Typische zeeltstek: plompen, overhangende takken en een samenkomst van meerdere sloten.
Hengel in de steunen en de lijn ‘op spanning’ naar de dobber – een delicaat evenwicht wat hopelijk verstoord wordt door een azende zeelt.
AANHARKEN
Als voorbereiding hark ik mijn stek meestal. Waarom? Op de bodem ligt vaak een laag blad en er staan waterplanten. Als je deze weg harkt ligt je aas dus altijd op een (redelijk) schoon stukje bodem.
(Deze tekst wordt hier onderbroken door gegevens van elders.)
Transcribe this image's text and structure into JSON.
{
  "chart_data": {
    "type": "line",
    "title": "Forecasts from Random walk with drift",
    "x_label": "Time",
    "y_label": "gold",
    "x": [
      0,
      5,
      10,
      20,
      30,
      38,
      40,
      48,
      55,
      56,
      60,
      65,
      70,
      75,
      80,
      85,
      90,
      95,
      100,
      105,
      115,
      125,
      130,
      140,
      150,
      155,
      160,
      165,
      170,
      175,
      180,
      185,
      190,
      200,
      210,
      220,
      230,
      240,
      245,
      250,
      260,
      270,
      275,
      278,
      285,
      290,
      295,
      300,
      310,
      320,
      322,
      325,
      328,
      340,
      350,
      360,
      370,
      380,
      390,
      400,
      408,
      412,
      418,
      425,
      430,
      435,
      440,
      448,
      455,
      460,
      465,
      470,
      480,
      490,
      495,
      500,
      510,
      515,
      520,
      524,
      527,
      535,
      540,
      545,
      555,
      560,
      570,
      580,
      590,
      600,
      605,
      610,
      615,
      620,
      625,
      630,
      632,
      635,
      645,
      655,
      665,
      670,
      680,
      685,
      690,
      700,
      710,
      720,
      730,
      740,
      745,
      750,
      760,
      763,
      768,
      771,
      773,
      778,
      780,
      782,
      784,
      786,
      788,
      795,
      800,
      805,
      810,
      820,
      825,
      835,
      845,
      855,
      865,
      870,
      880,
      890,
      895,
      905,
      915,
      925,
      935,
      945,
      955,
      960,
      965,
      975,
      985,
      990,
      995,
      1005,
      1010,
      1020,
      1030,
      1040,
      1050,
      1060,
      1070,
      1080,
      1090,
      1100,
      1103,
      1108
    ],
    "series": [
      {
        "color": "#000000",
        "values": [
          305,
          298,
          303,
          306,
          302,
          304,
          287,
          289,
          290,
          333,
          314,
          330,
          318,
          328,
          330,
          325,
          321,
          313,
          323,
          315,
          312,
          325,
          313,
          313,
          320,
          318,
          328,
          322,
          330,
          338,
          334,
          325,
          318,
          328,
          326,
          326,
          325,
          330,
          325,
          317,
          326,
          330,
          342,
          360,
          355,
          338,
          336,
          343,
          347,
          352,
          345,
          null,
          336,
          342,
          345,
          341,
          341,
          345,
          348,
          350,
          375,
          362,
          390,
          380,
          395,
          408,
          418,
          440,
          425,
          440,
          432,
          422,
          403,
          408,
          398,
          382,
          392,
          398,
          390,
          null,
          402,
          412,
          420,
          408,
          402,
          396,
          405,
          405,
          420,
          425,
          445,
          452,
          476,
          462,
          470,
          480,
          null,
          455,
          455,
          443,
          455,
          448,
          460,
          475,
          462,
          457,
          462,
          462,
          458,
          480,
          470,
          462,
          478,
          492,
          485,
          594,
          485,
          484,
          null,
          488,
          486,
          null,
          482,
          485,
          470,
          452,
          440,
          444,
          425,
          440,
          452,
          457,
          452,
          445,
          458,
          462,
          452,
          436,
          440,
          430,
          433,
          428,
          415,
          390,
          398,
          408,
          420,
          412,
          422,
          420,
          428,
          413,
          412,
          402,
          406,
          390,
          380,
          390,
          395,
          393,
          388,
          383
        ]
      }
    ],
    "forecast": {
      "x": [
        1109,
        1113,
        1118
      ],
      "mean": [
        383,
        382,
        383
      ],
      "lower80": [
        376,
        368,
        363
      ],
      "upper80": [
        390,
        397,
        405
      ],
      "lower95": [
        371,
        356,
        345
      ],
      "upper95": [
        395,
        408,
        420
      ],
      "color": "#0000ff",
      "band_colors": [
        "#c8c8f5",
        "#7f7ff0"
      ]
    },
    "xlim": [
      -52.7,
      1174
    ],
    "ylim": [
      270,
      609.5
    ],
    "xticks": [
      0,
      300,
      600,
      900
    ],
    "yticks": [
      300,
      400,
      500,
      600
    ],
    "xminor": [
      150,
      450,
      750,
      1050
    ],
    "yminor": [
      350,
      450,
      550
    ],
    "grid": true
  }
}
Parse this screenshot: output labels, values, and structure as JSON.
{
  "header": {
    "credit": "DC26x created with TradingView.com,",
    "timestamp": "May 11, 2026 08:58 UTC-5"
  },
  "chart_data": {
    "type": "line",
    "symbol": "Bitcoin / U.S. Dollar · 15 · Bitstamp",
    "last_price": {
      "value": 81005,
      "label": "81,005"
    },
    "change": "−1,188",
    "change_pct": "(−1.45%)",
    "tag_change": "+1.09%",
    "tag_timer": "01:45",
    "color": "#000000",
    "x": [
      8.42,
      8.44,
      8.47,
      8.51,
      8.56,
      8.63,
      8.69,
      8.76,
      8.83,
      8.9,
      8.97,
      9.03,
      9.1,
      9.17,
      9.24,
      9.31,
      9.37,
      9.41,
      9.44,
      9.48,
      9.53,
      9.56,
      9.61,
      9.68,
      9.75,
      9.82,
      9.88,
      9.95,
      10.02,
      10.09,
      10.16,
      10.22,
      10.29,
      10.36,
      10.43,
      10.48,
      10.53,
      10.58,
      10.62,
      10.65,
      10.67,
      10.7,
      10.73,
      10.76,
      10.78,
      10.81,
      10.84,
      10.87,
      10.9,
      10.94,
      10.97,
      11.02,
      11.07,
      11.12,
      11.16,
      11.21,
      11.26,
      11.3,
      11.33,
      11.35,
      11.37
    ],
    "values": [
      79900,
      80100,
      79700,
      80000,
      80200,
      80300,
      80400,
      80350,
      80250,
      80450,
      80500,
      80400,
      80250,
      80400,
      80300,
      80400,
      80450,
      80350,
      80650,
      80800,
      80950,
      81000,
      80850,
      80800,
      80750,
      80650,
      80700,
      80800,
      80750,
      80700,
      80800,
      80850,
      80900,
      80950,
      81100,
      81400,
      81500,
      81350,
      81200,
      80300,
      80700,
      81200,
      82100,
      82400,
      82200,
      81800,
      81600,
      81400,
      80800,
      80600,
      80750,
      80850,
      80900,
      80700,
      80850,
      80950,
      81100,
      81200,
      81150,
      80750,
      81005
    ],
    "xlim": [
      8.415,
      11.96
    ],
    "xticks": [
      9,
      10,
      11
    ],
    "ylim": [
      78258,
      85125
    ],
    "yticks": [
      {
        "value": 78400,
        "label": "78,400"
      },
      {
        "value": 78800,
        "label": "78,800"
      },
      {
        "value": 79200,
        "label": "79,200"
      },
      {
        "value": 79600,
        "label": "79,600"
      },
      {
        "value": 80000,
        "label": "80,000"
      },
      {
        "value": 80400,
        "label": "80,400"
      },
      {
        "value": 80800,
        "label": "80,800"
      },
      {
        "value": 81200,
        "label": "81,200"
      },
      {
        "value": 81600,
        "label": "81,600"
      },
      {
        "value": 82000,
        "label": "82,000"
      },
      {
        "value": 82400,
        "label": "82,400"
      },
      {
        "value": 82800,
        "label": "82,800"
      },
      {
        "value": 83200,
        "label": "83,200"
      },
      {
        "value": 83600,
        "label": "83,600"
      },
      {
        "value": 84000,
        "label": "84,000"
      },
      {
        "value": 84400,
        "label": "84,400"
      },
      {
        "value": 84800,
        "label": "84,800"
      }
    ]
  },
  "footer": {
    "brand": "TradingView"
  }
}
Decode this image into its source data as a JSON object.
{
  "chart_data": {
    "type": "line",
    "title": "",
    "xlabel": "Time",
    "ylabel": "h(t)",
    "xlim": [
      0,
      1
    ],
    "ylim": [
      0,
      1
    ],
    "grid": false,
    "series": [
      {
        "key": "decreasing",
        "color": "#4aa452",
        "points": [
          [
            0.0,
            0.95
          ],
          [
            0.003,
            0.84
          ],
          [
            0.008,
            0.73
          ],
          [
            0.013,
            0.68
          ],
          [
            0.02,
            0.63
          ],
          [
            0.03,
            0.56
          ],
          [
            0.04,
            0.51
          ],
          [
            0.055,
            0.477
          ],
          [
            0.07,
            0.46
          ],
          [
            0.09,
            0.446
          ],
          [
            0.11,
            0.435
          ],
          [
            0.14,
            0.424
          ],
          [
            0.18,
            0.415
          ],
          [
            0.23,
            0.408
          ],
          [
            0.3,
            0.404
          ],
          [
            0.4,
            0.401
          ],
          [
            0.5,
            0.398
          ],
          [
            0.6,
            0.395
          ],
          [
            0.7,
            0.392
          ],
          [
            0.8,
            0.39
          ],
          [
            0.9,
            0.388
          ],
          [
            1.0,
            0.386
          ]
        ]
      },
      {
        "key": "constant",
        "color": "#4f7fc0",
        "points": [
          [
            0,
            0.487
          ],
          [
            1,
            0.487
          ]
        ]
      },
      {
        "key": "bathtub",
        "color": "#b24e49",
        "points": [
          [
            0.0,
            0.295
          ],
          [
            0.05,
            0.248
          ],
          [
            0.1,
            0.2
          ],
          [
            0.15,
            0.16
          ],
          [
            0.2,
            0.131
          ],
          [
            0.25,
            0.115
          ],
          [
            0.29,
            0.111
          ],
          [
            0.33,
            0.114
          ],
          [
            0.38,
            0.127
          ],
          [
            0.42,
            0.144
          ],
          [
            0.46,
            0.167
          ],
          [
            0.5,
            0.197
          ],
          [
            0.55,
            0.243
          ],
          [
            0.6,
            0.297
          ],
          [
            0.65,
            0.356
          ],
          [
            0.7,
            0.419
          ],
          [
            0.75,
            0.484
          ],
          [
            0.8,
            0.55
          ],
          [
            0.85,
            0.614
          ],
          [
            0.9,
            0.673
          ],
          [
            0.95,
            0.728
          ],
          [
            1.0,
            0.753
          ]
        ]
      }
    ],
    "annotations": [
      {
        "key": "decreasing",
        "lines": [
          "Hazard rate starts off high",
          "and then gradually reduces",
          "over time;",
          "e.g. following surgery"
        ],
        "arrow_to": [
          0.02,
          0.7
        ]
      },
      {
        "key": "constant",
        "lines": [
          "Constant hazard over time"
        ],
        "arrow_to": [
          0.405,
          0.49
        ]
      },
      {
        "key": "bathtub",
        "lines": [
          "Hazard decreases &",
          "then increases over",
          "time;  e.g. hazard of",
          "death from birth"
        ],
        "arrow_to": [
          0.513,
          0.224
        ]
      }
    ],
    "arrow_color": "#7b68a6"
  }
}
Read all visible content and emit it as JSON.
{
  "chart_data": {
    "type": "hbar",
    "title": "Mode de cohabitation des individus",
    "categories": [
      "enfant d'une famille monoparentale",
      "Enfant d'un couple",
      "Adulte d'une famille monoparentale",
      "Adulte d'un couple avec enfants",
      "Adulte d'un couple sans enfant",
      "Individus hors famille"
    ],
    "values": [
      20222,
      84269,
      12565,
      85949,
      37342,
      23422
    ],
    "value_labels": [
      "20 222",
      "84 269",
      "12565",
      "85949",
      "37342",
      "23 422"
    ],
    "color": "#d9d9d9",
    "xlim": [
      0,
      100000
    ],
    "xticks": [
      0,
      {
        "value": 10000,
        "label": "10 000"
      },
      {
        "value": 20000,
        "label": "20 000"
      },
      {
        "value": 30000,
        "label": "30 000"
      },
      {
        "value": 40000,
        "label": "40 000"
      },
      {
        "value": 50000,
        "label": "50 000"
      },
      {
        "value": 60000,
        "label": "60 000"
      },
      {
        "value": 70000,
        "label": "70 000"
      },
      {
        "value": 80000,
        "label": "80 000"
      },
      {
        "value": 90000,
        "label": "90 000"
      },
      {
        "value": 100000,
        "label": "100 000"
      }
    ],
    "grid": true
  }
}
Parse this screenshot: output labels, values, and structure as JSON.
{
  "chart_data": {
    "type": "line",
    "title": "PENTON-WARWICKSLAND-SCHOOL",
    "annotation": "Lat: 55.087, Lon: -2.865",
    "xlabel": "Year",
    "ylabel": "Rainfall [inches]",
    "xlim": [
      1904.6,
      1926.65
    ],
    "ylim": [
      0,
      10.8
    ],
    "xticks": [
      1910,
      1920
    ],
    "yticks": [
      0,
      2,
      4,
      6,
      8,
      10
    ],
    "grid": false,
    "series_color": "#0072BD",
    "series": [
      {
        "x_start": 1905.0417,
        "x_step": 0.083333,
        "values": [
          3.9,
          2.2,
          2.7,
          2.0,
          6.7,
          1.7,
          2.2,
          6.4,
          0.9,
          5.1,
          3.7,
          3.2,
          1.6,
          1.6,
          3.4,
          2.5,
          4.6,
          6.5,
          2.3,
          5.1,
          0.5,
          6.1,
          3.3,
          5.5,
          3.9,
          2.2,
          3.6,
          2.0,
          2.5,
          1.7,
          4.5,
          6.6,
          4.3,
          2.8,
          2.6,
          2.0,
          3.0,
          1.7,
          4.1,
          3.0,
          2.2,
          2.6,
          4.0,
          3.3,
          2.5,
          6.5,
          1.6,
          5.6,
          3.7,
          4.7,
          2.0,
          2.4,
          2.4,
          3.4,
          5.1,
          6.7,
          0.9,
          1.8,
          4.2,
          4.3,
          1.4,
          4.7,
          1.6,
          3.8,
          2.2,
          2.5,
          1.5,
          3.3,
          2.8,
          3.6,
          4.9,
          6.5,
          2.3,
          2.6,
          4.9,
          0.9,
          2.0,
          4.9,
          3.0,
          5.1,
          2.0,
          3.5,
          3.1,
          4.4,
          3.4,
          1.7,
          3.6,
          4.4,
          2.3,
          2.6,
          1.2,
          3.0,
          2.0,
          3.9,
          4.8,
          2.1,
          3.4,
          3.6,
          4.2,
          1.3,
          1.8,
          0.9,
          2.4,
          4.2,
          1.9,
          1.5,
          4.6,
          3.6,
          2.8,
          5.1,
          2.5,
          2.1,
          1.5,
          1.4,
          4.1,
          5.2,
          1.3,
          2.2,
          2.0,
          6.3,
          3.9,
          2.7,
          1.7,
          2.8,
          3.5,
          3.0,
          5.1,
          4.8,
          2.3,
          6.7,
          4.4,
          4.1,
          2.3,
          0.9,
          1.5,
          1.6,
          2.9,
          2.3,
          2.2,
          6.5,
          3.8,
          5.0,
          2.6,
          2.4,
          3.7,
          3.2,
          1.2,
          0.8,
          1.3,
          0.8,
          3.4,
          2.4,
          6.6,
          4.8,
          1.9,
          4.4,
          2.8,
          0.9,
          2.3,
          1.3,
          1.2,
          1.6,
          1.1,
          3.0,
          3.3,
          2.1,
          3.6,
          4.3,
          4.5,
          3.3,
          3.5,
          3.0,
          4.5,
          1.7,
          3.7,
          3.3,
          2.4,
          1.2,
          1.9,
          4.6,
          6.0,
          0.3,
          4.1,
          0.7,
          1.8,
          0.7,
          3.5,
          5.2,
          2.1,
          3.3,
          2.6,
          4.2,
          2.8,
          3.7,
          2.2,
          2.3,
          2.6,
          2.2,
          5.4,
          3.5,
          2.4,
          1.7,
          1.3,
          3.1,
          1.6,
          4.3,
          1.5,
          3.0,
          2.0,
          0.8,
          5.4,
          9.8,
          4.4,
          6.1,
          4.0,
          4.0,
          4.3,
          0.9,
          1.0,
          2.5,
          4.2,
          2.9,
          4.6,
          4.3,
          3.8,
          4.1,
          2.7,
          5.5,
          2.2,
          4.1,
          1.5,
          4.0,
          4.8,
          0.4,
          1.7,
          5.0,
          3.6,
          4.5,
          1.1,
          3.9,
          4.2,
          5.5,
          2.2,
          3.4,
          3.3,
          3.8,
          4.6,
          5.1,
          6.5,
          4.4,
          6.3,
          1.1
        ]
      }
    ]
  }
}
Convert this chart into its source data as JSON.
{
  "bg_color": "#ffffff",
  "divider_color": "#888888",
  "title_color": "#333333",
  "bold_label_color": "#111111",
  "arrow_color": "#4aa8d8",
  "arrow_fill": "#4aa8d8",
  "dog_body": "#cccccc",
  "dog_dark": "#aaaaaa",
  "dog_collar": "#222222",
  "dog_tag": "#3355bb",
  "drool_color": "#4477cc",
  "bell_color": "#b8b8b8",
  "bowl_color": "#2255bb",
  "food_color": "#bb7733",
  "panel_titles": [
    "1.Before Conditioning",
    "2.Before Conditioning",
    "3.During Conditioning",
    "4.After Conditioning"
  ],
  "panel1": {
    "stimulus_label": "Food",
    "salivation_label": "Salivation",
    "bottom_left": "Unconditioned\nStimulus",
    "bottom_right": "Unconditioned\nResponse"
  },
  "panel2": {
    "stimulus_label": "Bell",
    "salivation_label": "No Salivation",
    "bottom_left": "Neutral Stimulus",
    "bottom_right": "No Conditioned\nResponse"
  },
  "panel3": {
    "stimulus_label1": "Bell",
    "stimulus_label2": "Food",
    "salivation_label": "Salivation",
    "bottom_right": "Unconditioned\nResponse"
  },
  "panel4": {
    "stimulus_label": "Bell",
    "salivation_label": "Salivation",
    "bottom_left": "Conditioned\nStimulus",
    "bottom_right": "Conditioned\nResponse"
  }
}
Omdat je de bodem omwoelt trek je ook de zeelten aan, die komen massaal af op al het voedsel dat door het harken vrijkomt uit de bodem. Je moet niet raar opkijken als de zeelten na een paar minuten al op je stek zijn gearriveerd!
Je moet niet raar opkijken als de zeelten al een paar minuten na het ‘harken’ al op je stek zijn gearriveerd!
De eerste zeelten lagen al op de voerplek en deze mocht al snel even boven water kijken.
Als haakaas gebruik ik meestal mais, wormen en maden. Natuurlijk kunnen zoete mini-boilies en pellets ook worden gebruikt, maar natuurlijk aas heeft mijn voorkeur. Als voer gebruik ik ook graag een zoet voertje, waarin ik wat aas meng en ook wat hennepzaad. Dit houdt de zeelten lekker bezig en daardoor blijven ze langer op de stek hangen. Naast zeelt vang je natuurlijk ook andere soorten, zoals brasem en karper. Voor mij is dit geen probleem en ik kan zo’n grote, oude brasem uit het heldere water zeker waarderen! De beste tijd om zeelt te vissen is het voorjaar en zomer. De zeelten zijn dan het meest actief. De ochtend- en avonduren zijn over het algemeen het meest effectief. Zeelten komen voor in helder plantenrijk water. Dit type water komt vrijwel overal voor in Nederland. Vraag eens aan wedstrijd- en karpervissers of ze wel eens ‘last’ hebben van zeelten. Dit levert vaak veel nuttige informatie op! Heel veel plezier en behandel elke zeelt natuurlijk met veel respect.